After hopping on the computer to boot everything up, Santiago gives the assembly line a quick run-through. In less than a minute, the string of motors, conveyor belts and robotic arms transforms a small metal cube into what I’d call a doohickey, but what Santiago calls a "directional control valve," used in pneumatics and hydraulic circuitry.
What this all adds up to are high-tech manufacturing jobs — not the kinds of jobs that can be replaced by automation, because, well, the graduates from DCC will be the ones building, programming, and maintaining the robots.

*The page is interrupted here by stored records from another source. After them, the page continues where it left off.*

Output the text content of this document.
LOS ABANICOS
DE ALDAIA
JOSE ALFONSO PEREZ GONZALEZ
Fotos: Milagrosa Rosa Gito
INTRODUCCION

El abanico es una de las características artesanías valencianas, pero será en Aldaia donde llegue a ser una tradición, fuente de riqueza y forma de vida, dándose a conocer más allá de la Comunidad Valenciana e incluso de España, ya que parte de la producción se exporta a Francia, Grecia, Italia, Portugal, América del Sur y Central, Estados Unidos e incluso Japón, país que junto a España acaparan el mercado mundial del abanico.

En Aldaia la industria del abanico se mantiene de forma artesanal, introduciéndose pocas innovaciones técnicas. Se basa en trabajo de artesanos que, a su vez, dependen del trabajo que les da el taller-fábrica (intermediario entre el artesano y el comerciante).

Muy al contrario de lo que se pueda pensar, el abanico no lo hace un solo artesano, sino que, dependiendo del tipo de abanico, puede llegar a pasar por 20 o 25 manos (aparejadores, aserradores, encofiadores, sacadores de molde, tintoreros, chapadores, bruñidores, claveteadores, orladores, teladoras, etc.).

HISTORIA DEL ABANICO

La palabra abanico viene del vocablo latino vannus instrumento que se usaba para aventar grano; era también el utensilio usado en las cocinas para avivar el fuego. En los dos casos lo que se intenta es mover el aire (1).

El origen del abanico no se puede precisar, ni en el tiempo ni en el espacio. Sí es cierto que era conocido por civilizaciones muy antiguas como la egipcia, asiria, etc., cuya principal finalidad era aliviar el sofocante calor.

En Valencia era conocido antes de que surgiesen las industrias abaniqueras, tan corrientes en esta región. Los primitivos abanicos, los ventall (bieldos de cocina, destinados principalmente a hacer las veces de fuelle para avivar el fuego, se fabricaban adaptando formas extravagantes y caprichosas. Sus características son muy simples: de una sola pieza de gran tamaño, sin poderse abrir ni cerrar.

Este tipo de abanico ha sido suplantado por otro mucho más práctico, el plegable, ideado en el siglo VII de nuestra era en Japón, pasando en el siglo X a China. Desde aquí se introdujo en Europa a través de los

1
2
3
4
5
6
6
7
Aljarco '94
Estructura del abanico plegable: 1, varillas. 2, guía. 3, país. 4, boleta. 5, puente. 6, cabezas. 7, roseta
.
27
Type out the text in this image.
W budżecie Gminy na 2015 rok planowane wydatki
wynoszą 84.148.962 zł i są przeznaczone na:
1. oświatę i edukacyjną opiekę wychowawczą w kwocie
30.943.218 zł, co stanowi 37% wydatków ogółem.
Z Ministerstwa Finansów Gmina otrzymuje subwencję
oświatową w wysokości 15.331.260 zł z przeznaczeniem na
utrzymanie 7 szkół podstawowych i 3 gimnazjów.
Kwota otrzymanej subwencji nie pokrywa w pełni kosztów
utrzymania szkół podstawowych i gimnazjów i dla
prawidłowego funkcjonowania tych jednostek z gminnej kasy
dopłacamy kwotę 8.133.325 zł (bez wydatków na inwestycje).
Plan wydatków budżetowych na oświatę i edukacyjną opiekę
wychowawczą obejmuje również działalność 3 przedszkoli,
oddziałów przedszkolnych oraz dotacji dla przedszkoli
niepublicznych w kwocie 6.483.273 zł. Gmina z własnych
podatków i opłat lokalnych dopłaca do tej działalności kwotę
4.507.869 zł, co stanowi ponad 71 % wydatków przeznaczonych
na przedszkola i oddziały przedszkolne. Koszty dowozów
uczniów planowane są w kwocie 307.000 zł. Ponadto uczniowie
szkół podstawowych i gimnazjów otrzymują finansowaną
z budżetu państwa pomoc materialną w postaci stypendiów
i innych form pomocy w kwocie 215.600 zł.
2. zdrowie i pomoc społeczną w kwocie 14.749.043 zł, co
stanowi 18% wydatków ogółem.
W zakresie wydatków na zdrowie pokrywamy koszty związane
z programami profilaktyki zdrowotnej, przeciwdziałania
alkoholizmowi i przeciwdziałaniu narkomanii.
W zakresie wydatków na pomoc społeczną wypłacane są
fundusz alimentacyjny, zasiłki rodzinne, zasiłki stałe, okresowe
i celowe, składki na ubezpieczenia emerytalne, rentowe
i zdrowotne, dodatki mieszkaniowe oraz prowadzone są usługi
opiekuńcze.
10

Paloma Krakower, director of workforce education and development at DCC, says the lab was developed with industry partners, like GlobalFoundries and OnSemiconductor, in mind. That way, DCC can serve as a workforce pipeline and, it’s hoped, help students secure quality technician positions, which Krakower says typically start about about $60,000-$70,000 a year. It also helps keep those jobs and talent in New York.
Krakower says she especially wants to help make the industry more accessible.
"We are looking to to recruit neurodiverse students, who could be excellent candidates for this type of industry," she adds. "There are paths for people who are brand new, and paths for people who are already in industry, and I think that it's going to be an awesome continued collaboration, and I'm really excited to see what we can do."
DCC’s Fishkill campus currently offers an Electrical Technology Associates of Applied Science and six different technical training courses with certification through the Smart Automation Certification Alliance and the Manufacturing Skills Standards Council. Santiago says the college is also working on developing an HVAC associate’s program, and it intends to expand its programs for middle, high school, and BOCES students.